This season represents the 60th year for the Chiefs in Kansas City. Over this season, we'll highlight some of the history of the franchise since Lamar Hunt officially announced on February 8, 1963, that his team was coming to town. This is Part 8 of the series.
Interest comes and goes in cycles, and following Marty Schottenheimer's departure in 1998, Kansas City still managed to hold its own in the league-wide attendance figures, but for how long if more victories were not coming, club officials were right to ask.
Playoff appearances had been commonplace in the '90s, but when would the team be back in the Super Bowl, many of the younger fans who had bought in when Carl Peterson and Schottenheimer took control wanted to know?
That lasted through four more years of average play until Dick Vermeil — a known commodity whose reputation was on par with Schottenheimer's if not greater given his Super Bowl victory with St. Louis in 1999 — had things moving again, was evidence that the team's brand still held up to scrutiny, and that the fan base was engaged, although in need of a little nudge.

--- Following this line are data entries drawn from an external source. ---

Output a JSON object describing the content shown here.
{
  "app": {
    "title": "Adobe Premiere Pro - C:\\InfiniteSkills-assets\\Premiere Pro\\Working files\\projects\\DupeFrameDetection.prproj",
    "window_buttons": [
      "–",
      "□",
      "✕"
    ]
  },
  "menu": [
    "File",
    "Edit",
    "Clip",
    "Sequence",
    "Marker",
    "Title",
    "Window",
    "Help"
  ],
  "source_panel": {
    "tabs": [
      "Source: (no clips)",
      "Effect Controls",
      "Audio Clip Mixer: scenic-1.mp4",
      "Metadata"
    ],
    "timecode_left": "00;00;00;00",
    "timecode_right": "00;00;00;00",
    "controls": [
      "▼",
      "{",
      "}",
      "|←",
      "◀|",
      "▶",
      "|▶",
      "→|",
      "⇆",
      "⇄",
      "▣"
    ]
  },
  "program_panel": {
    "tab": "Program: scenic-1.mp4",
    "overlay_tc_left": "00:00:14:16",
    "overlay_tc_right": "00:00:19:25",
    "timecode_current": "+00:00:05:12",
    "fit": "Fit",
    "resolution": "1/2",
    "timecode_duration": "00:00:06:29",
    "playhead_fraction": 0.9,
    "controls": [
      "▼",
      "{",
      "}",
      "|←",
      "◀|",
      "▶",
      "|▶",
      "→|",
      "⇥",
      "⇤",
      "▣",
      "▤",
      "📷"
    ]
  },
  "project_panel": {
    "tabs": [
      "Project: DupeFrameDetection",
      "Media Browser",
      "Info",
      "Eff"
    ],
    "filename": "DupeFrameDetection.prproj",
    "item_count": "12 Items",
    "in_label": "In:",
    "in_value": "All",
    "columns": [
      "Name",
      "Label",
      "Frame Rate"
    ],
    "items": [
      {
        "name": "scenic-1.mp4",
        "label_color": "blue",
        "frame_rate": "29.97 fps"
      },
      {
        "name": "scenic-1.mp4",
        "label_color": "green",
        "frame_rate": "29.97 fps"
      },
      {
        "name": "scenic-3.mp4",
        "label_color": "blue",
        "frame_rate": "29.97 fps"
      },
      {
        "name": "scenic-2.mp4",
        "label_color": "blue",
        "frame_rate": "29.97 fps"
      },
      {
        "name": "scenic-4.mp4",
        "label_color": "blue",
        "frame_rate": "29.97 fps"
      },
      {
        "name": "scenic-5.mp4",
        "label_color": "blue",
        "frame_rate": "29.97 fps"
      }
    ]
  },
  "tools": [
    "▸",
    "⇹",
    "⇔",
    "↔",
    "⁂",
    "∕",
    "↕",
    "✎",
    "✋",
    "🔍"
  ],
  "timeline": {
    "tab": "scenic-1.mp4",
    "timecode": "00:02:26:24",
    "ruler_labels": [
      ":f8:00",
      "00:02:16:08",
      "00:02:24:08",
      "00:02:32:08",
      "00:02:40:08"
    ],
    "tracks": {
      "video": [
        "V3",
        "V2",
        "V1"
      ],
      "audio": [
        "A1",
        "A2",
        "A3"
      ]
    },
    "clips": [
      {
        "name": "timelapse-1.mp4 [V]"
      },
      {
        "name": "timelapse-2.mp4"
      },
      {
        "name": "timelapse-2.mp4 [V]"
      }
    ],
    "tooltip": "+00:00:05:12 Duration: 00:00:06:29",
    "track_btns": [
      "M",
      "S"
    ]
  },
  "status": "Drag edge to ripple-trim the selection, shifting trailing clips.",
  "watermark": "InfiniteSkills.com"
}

Following Vermeil's retirement and Peterson's departure, however, which came shortly after Lamar Hunt's illness had reached a point that he could no longer be involved the way he wished, the brand, as it was, began to struggle with losses in five of six seasons from 2007 to 2012 and made multiple changes at head coach. Peterson and Schottenheimer had ruled longer than any management team in NFL memory at that time, but even the opening of a newly renovated stadium, soon to be known as GEHA Field at Arrowhead, another local tax effort that Hunt was actively engaged in even with his illness, did not bring the sales numbers up to their mid-90s level.
The defeat at the ballot box of the rolling roof component of the stadium renovation cut Hunt to his heart. The public's indifference to a movable roof atop the stadium depressed him in a way that those closest to him had not seen before.
The NFL's ownership, along with commissioner Paul Tagliabue, had already guaranteed Kansas City a Super Bowl if the roof was built and for it not to be, considering what was at stake for the city, was unnerving for Hunt who seldom showed disappointment.